By Robert Croan
On Saturday, Fort Lauderdale native Nadine Sierra’s superlative portrayal of the eponymous Amina in Vincenzo Bellini’s La sonnambula (The Sleepwalker) opened the Metropolitan Opera’s 2025-26 Live in HD season — simulcast screenings of Saturday afternoon performances distributed by Fathom Events in cinemas worldwide.
The series is a valuable part of South Florida’s classical music scene, augmenting the limited and more pricey live productions provided by Florida Grand Opera (in Miami’s Adrienne Arsht Center and Fort Lauderdale’s Broward Center), and by Palm Beach Opera (in that city’s Kravis Center). Unfortunately, no area radio station offers the Met’s weekly Saturday radio broadcasts, although they may be streamed on the internet from New York’s WQXR-FM, Chicago’s WFMT and other big-city FM stations nationwide.

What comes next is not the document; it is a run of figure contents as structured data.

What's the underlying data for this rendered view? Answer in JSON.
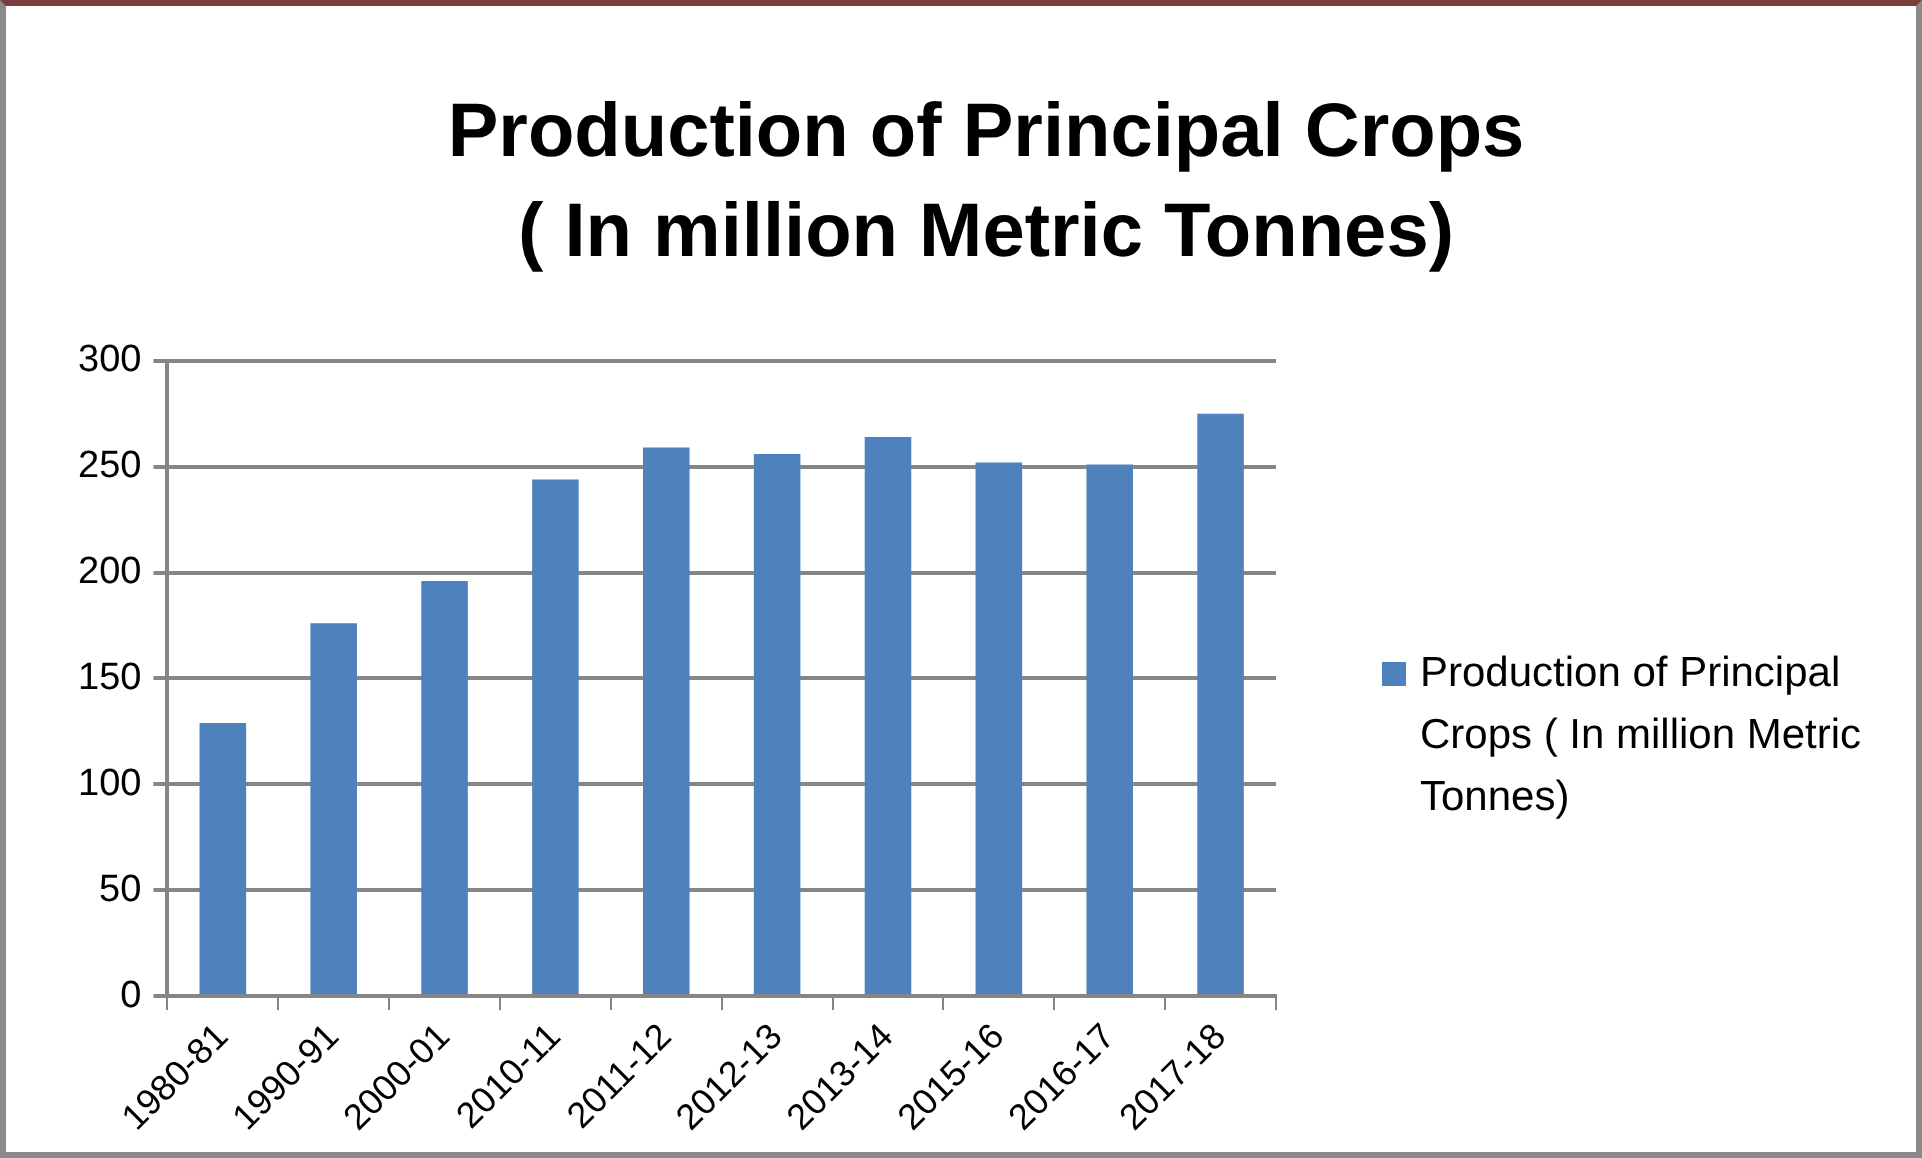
{
  "chart_data": {
    "type": "bar",
    "title": "Production of Principal Crops\n( In million Metric Tonnes)",
    "categories": [
      "1980-81",
      "1990-91",
      "2000-01",
      "2010-11",
      "2011-12",
      "2012-13",
      "2013-14",
      "2015-16",
      "2016-17",
      "2017-18"
    ],
    "series": [
      {
        "name": "Production of Principal Crops      ( In million Metric Tonnes)",
        "color": "#4f81bd",
        "values": [
          129,
          176,
          196,
          244,
          259,
          256,
          264,
          252,
          251,
          275
        ]
      }
    ],
    "ylim": [
      0,
      300
    ],
    "yticks": [
      0,
      50,
      100,
      150,
      200,
      250,
      300
    ],
    "grid": "y",
    "legend": "right"
  }
}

Sierra’s appearance was of special interest locally, as the 37-year-old soprano is already one of opera’s most beloved luminaries, on her way to becoming one of her generation’s superstars. On the basis of this Sonnambula, along with recent appearances in the title roles of Giuseppe Verdi’s La traviata and Gaetano Donizetti’s Lucia di Lammermoor, this artist can hold her own with any of the “Golden Age” protagonists from the second half of the past century.

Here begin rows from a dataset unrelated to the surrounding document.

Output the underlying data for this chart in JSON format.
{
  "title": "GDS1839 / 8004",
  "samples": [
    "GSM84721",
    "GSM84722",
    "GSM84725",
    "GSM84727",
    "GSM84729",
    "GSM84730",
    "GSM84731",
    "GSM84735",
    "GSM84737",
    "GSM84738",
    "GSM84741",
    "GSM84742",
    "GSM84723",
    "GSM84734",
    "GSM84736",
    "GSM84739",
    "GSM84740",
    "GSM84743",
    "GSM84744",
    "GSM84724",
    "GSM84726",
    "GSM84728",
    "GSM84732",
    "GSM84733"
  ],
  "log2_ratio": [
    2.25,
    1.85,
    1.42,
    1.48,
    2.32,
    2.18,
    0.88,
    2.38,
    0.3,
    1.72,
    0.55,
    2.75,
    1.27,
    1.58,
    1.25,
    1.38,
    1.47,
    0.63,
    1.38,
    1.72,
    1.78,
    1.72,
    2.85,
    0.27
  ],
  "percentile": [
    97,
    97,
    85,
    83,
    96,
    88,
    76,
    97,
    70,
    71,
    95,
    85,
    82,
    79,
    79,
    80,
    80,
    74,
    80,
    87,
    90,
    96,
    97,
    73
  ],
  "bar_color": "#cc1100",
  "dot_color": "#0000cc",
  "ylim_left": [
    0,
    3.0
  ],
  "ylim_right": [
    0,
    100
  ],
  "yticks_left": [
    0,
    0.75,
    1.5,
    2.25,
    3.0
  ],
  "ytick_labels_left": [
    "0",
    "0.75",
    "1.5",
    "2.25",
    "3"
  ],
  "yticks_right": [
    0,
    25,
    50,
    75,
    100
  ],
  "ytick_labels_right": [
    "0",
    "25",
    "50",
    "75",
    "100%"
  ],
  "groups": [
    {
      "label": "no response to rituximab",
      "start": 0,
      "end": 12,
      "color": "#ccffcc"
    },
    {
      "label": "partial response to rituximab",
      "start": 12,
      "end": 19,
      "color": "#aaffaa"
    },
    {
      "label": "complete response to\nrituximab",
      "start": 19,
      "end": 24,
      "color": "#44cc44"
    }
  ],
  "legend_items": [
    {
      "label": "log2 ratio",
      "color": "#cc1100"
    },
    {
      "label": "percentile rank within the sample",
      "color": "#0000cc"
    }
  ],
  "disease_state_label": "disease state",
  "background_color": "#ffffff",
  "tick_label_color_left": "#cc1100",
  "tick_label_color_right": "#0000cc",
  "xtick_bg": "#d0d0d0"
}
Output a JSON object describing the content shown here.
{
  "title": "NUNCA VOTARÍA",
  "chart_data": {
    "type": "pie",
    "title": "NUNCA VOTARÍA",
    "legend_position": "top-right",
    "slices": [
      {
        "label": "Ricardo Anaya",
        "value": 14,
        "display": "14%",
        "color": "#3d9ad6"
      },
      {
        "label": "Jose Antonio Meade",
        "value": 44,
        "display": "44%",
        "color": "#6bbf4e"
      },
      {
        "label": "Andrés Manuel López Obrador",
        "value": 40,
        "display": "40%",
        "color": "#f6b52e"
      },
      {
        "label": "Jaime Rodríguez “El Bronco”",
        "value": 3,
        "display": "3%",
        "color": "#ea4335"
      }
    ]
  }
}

Following the underperformed La sonnambula is Giacomo Puccini’s familiar La bohème, Nov. 8, in a now-iconic production designed by the late Franco Zeffirelli. The cast, led by Keri-Lynn Wilson and Freddie De Tommaso, is mostly young and as yet unproven, but this old chestnut practically sings itself.
Nov. 22 brings Richard Strauss’s Arabella, an exquisite rarity — something of a sequel to Der Rosenkavalier — that should not be missed. This wry yet warm-hearted take on Viennese fin-de-siècle society is filled with beautiful melodies, a waltz-permeated ballroom scene and a bedroom trick copped out of Shakespeare All’s Well That Ends Well and Measure for Measure.

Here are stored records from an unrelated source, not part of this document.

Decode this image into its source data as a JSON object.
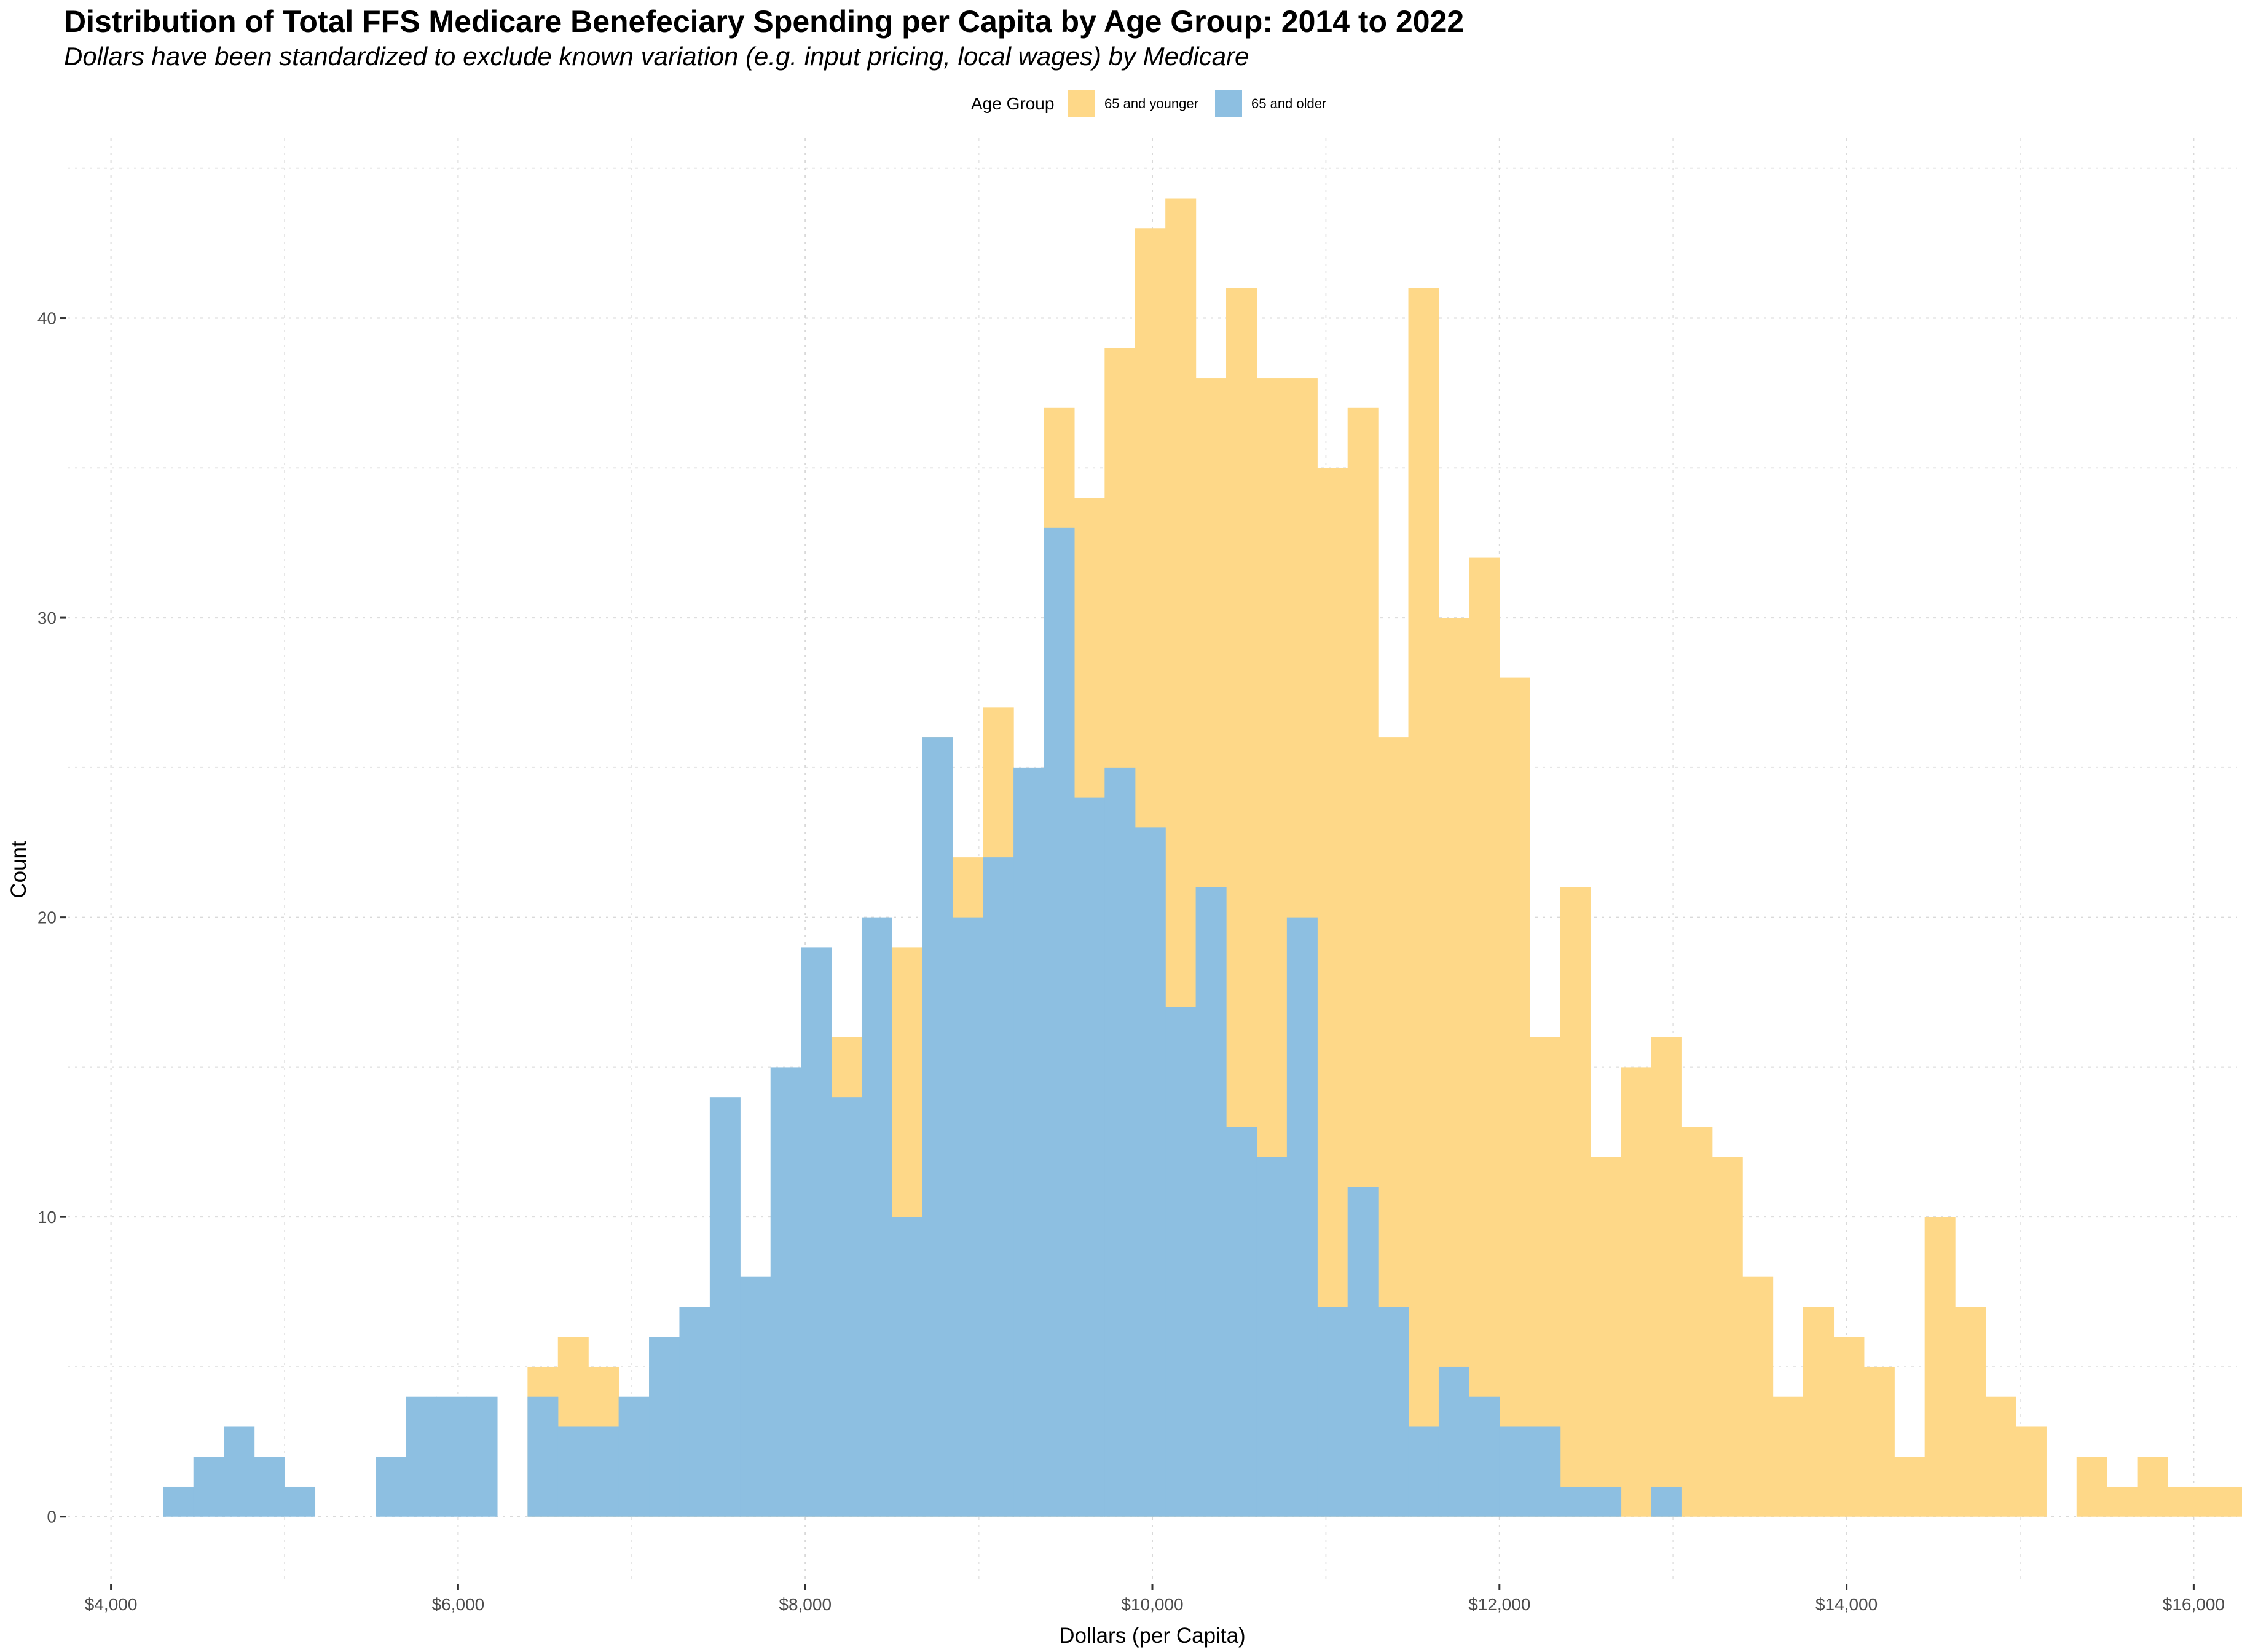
{
  "chart_data": {
    "type": "bar",
    "title": "Distribution of Total FFS Medicare Benefeciary Spending per Capita by Age Group: 2014 to 2022",
    "subtitle": "Dollars have been standardized to exclude known variation (e.g. input pricing, local wages) by Medicare",
    "xlabel": "Dollars (per Capita)",
    "ylabel": "Count",
    "xlim": [
      3750,
      16250
    ],
    "ylim": [
      -2.2,
      46
    ],
    "x_ticks": [
      4000,
      6000,
      8000,
      10000,
      12000,
      14000,
      16000
    ],
    "x_tick_labels": [
      "$4,000",
      "$6,000",
      "$8,000",
      "$10,000",
      "$12,000",
      "$14,000",
      "$16,000"
    ],
    "y_ticks": [
      0,
      10,
      20,
      30,
      40
    ],
    "y_tick_labels": [
      "0",
      "10",
      "20",
      "30",
      "40"
    ],
    "grid": true,
    "legend": {
      "title": "Age Group",
      "placement": "top"
    },
    "bins": {
      "start": 4300,
      "width": 175
    },
    "series": [
      {
        "name": "65 and younger",
        "color": "#fed888",
        "values": [
          0,
          0,
          0,
          0,
          0,
          0,
          0,
          0,
          0,
          0,
          0,
          0,
          5,
          6,
          5,
          2,
          5,
          4,
          3,
          4,
          7,
          8,
          16,
          12,
          19,
          26,
          22,
          27,
          21,
          37,
          34,
          39,
          43,
          44,
          38,
          41,
          38,
          38,
          35,
          37,
          26,
          41,
          30,
          32,
          28,
          16,
          21,
          12,
          15,
          16,
          13,
          12,
          8,
          4,
          7,
          6,
          5,
          2,
          10,
          7,
          4,
          3,
          0,
          2,
          1,
          2,
          1,
          1,
          1,
          1
        ]
      },
      {
        "name": "65 and older",
        "color": "#8dbfe1",
        "values": [
          1,
          2,
          3,
          2,
          1,
          0,
          0,
          2,
          4,
          4,
          4,
          0,
          4,
          3,
          3,
          4,
          6,
          7,
          14,
          8,
          15,
          19,
          14,
          20,
          10,
          26,
          20,
          22,
          25,
          33,
          24,
          25,
          23,
          17,
          21,
          13,
          12,
          20,
          7,
          11,
          7,
          3,
          5,
          4,
          3,
          3,
          1,
          1,
          0,
          1,
          0,
          0,
          0,
          0,
          0,
          0,
          0,
          0,
          0,
          0,
          0,
          0,
          0,
          0,
          0,
          0,
          0,
          0,
          0,
          0
        ]
      }
    ]
  }
}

Umberto Giordano’s score for Andrea Chénier, which follows on Dec. 13, is less than first-rate, and the libretto has always struck me as an unintentional parody of Dickens’ A Tale of Two Cities, but this opera is an effective vehicle for its title tenor, and the indomitable Piotr Beczala is always worth hearing. Plus, the soprano’s solo turn, “La mamma morta,” is the aria that transformed Denzel Washington’s character in the 1993 film, Philadelphia, from homophobe to advocate.
On Jan. 10, 2026, a second Bellini masterpiece, I puritani, will highlight another of today’s genuine divas, Lisette Oropesa, alongside tenor Lawrence Brownlee, who will show his chops with some of the highest notes demanded of a tenor in any opera ever. The new production is staged and designed by Charles Edwards. Later that month, Jan. 24, the series will screen the new opera by Mason Bates, The Amazing Adventures of Kavalier and Clay, recorded live earlier in the season.
Central to the season is a new production of Wagner’s glorious Tristan und Isolde, March 21, staged by Yuval Sharon and conducted by the company’s music director Yannick Nézet-Séguin. The ill-fated lovers will be top-tier Wagnerian Lise Davidson as Isolde, with tenor Michael Spyres as her Tristan.
Tchaikovsky’s tuneful Eugene Onegin, May 2, brings Russian baritone Igor Golovatenko as the gloomy but poetic titular protagonist, with Asmik Grigorian as the lovestruck heroine, Tatiana. And the season concludes May 30 with the Met premiere of Gabriela Lena Frank’s El ultimo sueño de Frida y Diego, an unusual retelling of the stormy relationship between Mexican artists Frida Kahlo and Diego Rivera. Conducted by Nézet-Séguin, the starry cast includes mezzo-soprano Isabel Leonard and baritone Carlos Alvarez as the passionate couple, living a reversal of the Orpheus and Euridice myth, and soprano Gabriella Reyes as Catrina, the Aztec keeper of souls.
All Saturday performances begin at 1 p.m., with the exception of Tristan und Isolde, which starts at noon. Details, including a link to finding the cinema closest to you: metopera.org/hd; or fathomevents.com.